Device modeling via nonlinear circuit elements

Two basic approaches to device modeling are presented. The physical approach consists of 4 basic steps: 1) device physics analysis and partitioning, 2) physical equation formulation, 3) equation simplification and solution, and 4) nonlinear network synthesis. The black-box approach consists also of 4 basic steps: 1) experimental observations, 2) mathematical modeling, 3) model validation, and 4) nonlinear network synthesis. Each approach is ilustrated with 2 examples: Gunn Diode and SCR for the physical approach and Hysteretic Inductor and Memristive Device for the black-box approach. While the techniques for carrying out the first 3 steps in each approach presently involve more art than science, a unified theory for carrying out the last step (nonlinear network synthesis) is beginning to emerge.

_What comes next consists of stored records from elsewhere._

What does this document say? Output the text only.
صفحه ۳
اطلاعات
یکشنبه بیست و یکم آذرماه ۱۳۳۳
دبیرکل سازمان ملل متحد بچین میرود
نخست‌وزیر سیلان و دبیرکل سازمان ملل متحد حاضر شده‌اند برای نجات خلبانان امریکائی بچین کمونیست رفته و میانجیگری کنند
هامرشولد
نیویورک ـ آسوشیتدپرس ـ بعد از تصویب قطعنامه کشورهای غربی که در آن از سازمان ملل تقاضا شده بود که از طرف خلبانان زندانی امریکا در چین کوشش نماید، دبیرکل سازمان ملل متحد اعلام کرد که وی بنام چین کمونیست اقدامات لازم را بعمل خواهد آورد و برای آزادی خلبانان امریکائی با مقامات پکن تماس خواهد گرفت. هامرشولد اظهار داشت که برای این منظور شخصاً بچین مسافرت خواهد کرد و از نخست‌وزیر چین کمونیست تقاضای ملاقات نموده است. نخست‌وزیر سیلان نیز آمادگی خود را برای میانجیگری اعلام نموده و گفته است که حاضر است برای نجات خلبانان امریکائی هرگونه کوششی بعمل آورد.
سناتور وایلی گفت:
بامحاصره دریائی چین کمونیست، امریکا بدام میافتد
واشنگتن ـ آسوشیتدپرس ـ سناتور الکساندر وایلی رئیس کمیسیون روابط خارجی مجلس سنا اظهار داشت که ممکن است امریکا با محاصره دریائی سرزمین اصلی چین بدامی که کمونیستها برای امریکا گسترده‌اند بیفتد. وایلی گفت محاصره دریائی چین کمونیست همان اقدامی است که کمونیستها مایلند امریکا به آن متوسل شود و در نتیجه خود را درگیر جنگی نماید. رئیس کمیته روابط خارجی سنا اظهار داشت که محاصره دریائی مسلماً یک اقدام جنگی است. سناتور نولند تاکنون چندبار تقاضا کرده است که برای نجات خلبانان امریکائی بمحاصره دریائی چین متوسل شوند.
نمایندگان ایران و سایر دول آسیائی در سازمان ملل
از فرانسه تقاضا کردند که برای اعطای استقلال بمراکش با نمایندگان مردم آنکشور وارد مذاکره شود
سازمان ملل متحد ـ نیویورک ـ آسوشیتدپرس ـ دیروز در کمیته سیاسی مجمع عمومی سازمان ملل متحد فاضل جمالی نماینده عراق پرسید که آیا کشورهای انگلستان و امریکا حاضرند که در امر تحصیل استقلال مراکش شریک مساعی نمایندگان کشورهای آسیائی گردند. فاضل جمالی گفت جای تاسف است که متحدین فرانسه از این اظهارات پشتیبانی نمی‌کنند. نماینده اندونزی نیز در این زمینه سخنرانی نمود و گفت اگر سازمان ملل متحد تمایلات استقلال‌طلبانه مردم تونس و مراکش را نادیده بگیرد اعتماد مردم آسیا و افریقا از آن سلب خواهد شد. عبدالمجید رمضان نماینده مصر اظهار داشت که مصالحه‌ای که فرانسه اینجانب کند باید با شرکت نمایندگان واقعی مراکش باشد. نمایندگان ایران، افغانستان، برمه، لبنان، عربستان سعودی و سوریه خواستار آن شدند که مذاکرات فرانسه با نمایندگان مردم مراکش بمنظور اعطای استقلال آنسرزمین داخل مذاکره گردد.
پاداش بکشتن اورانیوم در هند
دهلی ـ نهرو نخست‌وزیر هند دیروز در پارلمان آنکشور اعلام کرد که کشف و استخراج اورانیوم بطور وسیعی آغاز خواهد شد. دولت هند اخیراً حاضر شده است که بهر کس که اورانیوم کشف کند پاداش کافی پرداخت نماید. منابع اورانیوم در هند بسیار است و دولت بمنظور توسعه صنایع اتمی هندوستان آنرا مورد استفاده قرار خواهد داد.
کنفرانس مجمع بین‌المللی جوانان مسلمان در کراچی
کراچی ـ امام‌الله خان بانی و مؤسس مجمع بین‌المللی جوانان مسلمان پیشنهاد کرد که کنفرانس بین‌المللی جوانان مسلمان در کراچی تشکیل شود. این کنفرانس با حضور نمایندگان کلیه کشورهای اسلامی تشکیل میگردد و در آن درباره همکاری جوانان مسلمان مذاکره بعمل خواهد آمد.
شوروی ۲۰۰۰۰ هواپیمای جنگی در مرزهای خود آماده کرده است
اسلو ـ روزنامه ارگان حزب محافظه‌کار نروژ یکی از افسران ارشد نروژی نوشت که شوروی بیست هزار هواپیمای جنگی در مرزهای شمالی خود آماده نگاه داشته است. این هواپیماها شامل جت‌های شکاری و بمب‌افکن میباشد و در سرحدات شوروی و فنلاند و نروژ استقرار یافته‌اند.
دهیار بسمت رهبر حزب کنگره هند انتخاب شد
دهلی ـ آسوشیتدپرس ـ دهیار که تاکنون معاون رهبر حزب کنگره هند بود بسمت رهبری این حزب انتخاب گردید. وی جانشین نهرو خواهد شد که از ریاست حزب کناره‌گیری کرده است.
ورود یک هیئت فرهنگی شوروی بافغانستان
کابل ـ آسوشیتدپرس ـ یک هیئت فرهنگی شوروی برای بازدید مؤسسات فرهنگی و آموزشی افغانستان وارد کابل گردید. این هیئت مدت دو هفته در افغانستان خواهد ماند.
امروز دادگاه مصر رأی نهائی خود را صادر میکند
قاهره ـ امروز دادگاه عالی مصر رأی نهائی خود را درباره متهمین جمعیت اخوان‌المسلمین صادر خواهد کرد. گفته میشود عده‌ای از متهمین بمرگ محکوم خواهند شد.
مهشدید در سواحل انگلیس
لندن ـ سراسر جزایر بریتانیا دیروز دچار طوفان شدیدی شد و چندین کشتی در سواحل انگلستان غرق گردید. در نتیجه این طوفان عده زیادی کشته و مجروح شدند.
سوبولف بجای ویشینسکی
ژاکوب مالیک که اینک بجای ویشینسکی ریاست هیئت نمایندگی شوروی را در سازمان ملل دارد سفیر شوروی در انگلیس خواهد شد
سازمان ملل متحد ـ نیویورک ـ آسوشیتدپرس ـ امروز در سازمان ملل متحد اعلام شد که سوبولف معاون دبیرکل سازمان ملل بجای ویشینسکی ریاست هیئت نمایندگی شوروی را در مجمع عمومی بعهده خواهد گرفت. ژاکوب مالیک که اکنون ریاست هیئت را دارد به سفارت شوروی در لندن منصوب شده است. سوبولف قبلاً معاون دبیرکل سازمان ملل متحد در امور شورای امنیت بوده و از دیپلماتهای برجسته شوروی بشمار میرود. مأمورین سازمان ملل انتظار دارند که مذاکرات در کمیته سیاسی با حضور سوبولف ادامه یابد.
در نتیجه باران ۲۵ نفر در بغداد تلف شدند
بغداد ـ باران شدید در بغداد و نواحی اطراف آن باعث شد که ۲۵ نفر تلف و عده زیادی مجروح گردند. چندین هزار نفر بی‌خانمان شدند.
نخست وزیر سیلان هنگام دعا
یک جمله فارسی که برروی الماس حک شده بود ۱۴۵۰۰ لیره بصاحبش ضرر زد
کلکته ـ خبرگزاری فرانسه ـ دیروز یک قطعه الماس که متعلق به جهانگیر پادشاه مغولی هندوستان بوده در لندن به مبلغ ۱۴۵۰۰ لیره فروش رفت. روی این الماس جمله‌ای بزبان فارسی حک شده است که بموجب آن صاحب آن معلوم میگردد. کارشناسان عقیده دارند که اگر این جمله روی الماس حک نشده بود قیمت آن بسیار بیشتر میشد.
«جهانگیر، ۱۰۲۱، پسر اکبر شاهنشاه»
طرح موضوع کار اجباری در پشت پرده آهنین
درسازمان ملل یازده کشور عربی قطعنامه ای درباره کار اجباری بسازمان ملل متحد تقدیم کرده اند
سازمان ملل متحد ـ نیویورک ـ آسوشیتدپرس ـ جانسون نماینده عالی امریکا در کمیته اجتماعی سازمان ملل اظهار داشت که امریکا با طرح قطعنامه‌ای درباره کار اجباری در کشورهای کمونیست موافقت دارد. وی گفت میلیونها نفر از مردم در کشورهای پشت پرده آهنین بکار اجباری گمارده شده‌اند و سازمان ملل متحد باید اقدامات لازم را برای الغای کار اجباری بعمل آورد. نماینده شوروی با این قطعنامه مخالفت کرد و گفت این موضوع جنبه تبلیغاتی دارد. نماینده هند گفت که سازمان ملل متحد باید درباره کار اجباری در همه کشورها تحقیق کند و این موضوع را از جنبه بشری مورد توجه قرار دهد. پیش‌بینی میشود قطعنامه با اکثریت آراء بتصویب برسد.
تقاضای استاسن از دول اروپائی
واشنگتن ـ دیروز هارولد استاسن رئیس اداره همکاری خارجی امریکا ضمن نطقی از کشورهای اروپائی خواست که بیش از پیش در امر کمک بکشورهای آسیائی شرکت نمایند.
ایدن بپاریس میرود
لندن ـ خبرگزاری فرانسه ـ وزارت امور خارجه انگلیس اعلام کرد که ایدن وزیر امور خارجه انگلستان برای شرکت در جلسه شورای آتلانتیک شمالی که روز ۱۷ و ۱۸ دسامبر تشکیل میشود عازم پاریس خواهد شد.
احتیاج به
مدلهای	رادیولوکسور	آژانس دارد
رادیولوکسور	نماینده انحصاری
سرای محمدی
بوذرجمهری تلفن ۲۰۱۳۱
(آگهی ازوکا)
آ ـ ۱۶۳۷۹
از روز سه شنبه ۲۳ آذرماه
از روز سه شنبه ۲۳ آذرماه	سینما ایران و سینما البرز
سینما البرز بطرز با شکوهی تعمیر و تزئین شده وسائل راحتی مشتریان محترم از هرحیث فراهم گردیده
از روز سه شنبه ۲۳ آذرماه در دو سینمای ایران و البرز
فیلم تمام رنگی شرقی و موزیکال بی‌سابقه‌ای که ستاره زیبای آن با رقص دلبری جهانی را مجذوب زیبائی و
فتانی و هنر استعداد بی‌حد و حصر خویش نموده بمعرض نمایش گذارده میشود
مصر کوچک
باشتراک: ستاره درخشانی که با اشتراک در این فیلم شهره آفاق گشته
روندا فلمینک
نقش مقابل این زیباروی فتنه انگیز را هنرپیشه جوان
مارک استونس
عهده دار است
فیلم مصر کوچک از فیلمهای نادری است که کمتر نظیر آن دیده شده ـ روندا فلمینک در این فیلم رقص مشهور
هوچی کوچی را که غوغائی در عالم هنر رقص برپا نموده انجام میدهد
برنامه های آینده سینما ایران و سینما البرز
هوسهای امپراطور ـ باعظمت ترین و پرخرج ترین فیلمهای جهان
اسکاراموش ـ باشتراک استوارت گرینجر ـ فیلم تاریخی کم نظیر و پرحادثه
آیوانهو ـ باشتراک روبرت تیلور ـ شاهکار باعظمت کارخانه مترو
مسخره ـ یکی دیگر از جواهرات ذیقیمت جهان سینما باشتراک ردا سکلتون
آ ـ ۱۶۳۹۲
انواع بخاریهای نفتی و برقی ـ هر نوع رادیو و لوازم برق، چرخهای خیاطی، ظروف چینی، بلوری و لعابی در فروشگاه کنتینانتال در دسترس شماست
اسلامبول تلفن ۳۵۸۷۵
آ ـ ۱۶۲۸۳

In particular, the universe of all lumped nonlinear circuit elements can now be classified into algebraic and dynamic elements via a completely logical axiomatic approach. Contrary to what is the case in linear circuit theory, it is shown that an infinite variety of basic algebraic and dynamic elements will be needed in the eventual formulation of a unified theory on device modeling. Consequently, these elements are given a complete and in-depth treatment in this paper. This material can also be regarded as a self-contained survey of the state-of-the-art on nonlinear network synthesis.